Broad-band Imagers
The broad-band imagers (BBI) are responsible for photospheric and chromospheric observations at selected (non-tunable) continuum wavelengths and spectral line cores. Some of the main requirements that have led to the proposed design are:
- Different resolution modes: a high resolution mode (1 x 1 arcmin2, 0.015 arcsec/pix, 4k x 4k detectors), to exploit the diffraction limited quality of the telescope+MCAO system, and a large field of view mode (2 x 2 arcmin2, 0.03 arcsec/pix, 4k x 4k detectors), to exploit the full telescope field of view, are requested. A single mode covering the full FoV at the maximum resolution is not feasible right now because either the detector and/or the filters are not manufacturable with the required size and properties. To ensure the maximum, the two modes will have to be available independently to the user. This way, the observer can decide the appropriate image scale on each channel. It may turn out that some channel is more useful at high resolution mode while another is most appropriate in maximum FoV mode, or any combination.
- Image reconstruction techniques: Even if no final decision about the post facto image reconstruction techniques has been taken, it may be foreseen that MOMFBD (Multi-Object Multi-Frame Blind Deconvolution) will be used for chromospheric filters and phase diversity for continuum filters. These solutions imply that for each chromospheric channel one will need a continuum channel for reference which, in turn, will be split into two (in and out of focus) for phase diversity reconstruction.
- Telecentric configuration: continuum windows will be used as reference for speckle reconstruction. To that aim, the aberrations of the narrow-band channel must be the same as those of the corresponding continuum channel (at each spatial point), implying that they need to share the same optics. This means that the filters have to be located after the beam separation, and given that this separation is done near the instrument focal plane, the filters must be located near the detector.

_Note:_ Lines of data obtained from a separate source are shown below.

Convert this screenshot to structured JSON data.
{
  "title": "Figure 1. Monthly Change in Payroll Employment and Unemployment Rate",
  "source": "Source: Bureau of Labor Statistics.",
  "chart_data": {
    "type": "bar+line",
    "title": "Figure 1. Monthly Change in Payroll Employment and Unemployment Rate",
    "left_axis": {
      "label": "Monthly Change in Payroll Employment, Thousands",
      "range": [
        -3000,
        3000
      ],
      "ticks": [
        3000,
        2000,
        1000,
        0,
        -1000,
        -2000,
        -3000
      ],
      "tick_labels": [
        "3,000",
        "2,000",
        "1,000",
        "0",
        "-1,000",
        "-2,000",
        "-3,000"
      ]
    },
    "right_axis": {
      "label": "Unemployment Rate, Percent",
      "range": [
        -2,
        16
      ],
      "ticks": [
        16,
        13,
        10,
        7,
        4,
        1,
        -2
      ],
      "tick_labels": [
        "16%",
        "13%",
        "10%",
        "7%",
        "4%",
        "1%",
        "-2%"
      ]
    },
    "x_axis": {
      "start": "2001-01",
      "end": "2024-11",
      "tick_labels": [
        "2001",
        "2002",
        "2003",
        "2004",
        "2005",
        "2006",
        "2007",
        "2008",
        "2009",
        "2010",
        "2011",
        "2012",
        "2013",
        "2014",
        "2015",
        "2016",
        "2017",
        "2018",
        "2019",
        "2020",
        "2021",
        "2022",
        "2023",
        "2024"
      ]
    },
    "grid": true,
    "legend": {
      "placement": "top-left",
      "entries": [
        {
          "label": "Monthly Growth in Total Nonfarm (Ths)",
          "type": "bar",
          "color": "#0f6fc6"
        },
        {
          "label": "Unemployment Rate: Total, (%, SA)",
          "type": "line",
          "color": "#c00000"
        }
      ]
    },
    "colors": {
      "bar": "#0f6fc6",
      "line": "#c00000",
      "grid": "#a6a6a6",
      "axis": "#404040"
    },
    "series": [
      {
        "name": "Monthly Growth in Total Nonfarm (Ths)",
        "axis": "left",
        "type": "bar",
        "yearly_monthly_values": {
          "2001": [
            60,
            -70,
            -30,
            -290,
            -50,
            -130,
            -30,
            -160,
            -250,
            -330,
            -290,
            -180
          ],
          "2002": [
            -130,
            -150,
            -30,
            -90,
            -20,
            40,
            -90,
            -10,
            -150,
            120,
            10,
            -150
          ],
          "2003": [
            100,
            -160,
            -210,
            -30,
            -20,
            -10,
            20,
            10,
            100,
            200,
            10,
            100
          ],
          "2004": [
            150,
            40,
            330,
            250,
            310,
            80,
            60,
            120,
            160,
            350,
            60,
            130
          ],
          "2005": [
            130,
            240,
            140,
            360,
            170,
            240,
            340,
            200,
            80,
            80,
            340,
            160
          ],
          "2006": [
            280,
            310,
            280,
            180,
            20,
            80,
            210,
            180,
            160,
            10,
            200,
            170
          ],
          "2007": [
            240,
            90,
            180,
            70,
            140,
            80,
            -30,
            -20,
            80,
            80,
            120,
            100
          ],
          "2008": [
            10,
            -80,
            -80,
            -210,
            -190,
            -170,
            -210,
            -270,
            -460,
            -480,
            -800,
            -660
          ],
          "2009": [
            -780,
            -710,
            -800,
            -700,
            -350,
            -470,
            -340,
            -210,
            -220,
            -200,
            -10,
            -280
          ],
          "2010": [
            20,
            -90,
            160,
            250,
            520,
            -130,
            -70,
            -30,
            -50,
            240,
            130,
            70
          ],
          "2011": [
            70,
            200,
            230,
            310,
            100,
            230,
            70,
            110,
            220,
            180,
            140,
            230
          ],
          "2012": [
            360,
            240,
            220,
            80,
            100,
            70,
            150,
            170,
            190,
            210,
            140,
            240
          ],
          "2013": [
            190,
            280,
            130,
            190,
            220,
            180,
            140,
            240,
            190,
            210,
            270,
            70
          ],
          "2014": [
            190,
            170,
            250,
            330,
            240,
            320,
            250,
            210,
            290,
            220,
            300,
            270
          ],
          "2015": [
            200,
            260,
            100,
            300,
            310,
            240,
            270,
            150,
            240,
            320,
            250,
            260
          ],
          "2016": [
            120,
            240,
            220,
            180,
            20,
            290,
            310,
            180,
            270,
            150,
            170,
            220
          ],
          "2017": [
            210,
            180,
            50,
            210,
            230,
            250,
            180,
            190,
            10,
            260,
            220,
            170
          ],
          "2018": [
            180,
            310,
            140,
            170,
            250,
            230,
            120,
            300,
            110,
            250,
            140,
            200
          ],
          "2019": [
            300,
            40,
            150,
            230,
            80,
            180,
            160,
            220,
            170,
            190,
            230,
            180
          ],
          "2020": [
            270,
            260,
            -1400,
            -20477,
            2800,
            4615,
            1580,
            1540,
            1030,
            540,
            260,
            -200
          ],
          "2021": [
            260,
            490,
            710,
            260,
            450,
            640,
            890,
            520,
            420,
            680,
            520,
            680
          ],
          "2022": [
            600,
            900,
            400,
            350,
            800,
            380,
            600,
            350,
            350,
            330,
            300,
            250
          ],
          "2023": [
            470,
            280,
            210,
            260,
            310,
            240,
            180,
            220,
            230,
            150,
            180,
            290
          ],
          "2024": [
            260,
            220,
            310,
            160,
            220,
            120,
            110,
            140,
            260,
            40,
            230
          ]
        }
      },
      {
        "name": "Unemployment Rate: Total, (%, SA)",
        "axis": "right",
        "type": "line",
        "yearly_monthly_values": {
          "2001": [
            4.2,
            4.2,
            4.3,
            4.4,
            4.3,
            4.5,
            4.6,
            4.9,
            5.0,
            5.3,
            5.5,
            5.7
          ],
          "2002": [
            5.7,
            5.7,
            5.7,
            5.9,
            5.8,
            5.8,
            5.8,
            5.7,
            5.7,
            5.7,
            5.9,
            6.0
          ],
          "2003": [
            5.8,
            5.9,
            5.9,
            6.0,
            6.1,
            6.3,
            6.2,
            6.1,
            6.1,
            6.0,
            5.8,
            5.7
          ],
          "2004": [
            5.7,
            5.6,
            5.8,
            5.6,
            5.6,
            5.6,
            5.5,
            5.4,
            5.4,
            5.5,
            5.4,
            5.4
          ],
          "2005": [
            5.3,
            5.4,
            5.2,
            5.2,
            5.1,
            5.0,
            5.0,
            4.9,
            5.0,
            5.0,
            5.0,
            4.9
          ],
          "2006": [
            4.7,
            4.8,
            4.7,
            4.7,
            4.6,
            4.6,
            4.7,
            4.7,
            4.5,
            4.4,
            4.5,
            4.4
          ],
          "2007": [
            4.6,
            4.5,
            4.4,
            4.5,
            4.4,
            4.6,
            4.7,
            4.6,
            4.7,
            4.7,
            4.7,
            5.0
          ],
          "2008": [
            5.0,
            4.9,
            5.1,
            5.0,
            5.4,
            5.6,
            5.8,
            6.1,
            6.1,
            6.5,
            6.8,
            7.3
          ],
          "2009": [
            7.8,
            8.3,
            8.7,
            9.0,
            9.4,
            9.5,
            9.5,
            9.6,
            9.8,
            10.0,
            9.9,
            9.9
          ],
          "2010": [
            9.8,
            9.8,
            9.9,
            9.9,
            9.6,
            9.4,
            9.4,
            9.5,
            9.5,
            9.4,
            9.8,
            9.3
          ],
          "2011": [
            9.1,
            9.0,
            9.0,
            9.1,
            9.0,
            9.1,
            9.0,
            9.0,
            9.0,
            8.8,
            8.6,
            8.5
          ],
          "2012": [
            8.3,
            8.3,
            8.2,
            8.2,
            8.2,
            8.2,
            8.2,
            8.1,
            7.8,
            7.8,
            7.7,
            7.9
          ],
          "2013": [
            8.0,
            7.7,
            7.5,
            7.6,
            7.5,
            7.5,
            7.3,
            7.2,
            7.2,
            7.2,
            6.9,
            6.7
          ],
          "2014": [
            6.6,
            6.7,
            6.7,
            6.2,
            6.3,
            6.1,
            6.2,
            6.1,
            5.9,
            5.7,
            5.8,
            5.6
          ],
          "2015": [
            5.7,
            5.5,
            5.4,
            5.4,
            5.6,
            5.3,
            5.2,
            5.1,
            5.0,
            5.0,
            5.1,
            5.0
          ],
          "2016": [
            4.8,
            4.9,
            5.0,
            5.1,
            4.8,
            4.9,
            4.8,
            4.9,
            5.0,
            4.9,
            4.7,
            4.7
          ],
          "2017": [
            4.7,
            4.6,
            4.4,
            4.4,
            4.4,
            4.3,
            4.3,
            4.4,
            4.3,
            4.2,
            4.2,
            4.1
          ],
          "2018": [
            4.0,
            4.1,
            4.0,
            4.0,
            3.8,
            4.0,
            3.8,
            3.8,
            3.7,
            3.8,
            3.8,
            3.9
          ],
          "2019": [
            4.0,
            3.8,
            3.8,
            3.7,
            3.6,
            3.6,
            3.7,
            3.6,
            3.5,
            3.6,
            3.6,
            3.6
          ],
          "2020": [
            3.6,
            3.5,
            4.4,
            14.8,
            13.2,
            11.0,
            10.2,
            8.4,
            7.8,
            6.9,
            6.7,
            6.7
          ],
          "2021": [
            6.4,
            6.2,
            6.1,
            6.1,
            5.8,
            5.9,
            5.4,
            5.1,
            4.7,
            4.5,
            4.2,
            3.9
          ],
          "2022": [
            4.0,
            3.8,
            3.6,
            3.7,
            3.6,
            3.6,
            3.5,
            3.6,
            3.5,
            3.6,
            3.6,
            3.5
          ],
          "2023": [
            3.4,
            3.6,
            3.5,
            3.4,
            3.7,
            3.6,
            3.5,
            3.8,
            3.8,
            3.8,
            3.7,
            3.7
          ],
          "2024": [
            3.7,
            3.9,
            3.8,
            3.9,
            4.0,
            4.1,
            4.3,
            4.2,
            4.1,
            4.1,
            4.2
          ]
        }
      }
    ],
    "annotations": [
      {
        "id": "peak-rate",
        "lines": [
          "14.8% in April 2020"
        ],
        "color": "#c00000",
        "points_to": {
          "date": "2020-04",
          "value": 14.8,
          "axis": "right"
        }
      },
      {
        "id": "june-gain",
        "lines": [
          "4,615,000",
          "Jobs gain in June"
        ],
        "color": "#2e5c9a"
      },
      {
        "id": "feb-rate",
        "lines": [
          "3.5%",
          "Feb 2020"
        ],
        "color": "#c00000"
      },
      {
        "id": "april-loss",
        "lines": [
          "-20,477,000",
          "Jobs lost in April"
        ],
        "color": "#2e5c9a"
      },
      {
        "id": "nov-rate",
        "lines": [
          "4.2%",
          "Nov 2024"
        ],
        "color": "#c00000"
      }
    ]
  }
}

The BBI has three channels. Two channels are placed on the “blue” (λ ≤ 550 nm) arm of EST while the third one is on the “red” (λ ≥ 550 nm) arm. The blue and red channels are fed through beam splitters (BS2 and BS4) that are not part of the BBI but of the common path of the light distribution system. The number of channels has been defined on the basis of the observational programs that require simultaneous observations in different bands. These requirements have led also to the distribution of filters among the various channels (see Table).
|
Blue Arm |
Red Arm |
|
|---|---|---|
|
Channel 1 |
Channel 2 |
Channel 3 |
|
Ca II core |
Ca II wing |
Ha |
|
Ca II continuum |
G Band |
Ca II IR |
|
CN band head |
Brackett continuum |
|
|
Paschen continuum |
Ha continuum |
|
|
G band continuum |
||
|
Ca II continuum |
||
Each of the three channels has two different resolution modes: a high resolution mode (small FoV) to exploit the diffraction-limited quality of the telescope + MCAO system and a large field of view mode to exploit the full telescope field of view.
Each channel is split into three sub-channels. The three sub-channels share the same optics to have the same aberrations. Out of the three sub–channels of each channel, the first one hosts narrow band filters for chromospheric observations, the second one hosts wide band filters used as reference for speckle reconstruction and photospheric observations and the third one generates an out-of-focus wide-band image for phase diversity reconstruction.